There are a few ways in which R. House nearly lives up to its communitarian talk. R. House has free Wi-Fi and when it isn't too busy, the long seats near Ground & Griddled are nice for doing some work or meeting up with someone. Last Sunday, R. House projected football near the bar and it hit that sweet spot for sports watching—neither hallowed hall for bros where no one can talk unless they are screaming at the screen like maniacs or game as background noise, on out of obligation.

It is also kid-friendly and that isn't true of most places in Baltimore where a parent would want to eat (including the Mount Vernon Marketplace). There's a stack of scattered, bench-ish, box-like seating at the front of the space that often doubles as an area for kids to crawl around and wild out. And R. House welcomes loudness—high ceilings send everybody's conversations into the air where they mix into a friendly din along with the music—so you can take kids there without feeling ashamed for even having kids and so many places in Baltimore are like that. Putting myself in the headspace of a parent, R. House made sense.
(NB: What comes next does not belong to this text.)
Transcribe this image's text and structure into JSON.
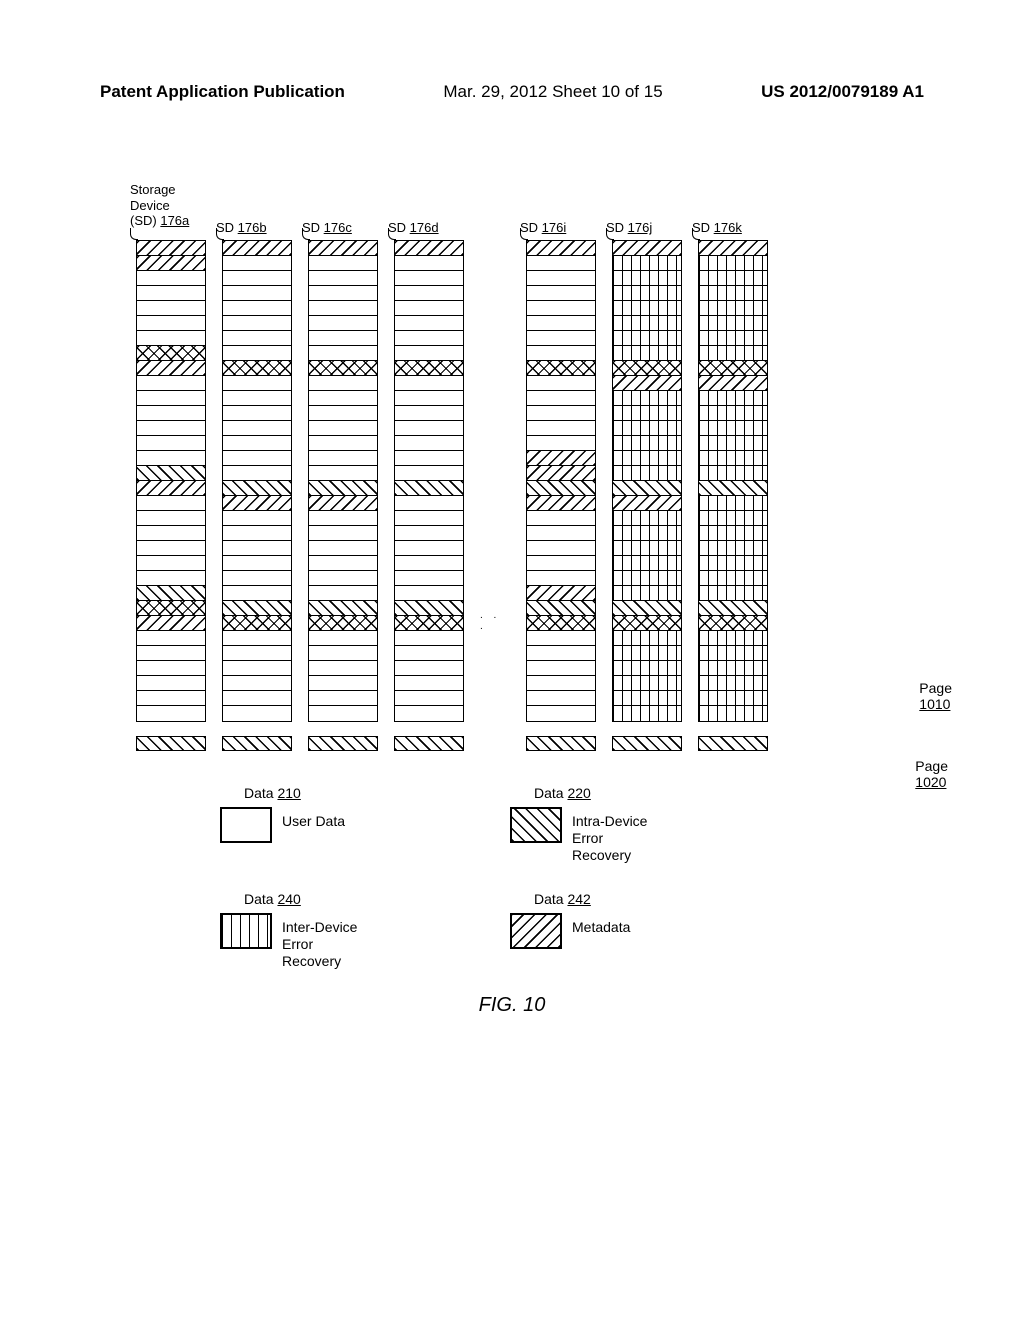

Nearly everything at R. House is prohibitively expensive—at least three or four dollars too much. And all of this stuff is expensive not because of the very fine ingredients and culinary skills of those serving it—think BRD's chicken sandwiches on a Martin's potato roll—but because, I suspect, this price point keeps certain people out and brings certain other people in, and I am not a fan of that at all. That is the exclusivity that lurks behind so much rehabilitation and development in cities, however posi and sunny it might appear.

Meanwhile, the rest of Remington, just by being Remington, offers up an affront to R. House. The last time I left R. House, I passed people waiting for Ubers to take them away from Remington once they had indulged in this supposed food hall—because what else is there to do in Remington?—and walked toward 29th Street noticing other food options. There's the aforementioned Chicken Bones further up 29th Street, local trash pizza institution Pizza Boli's right across from R. House and further up the street, solid-and-then-some wings and burger spot The Dizz, and also action-figures-and-silly-shit-on-the-walls diner Paper Moon.

I thought, "I'd just as well eat at any of those places as R. House," and it shook me from the spell of that place's lofty rhetoric for once and for all. Remington was doing fine before this allegedly important addition popped up and dominated the conversation.

I walked home less conflicted about R. House's existence and less impressed by what it has to offer.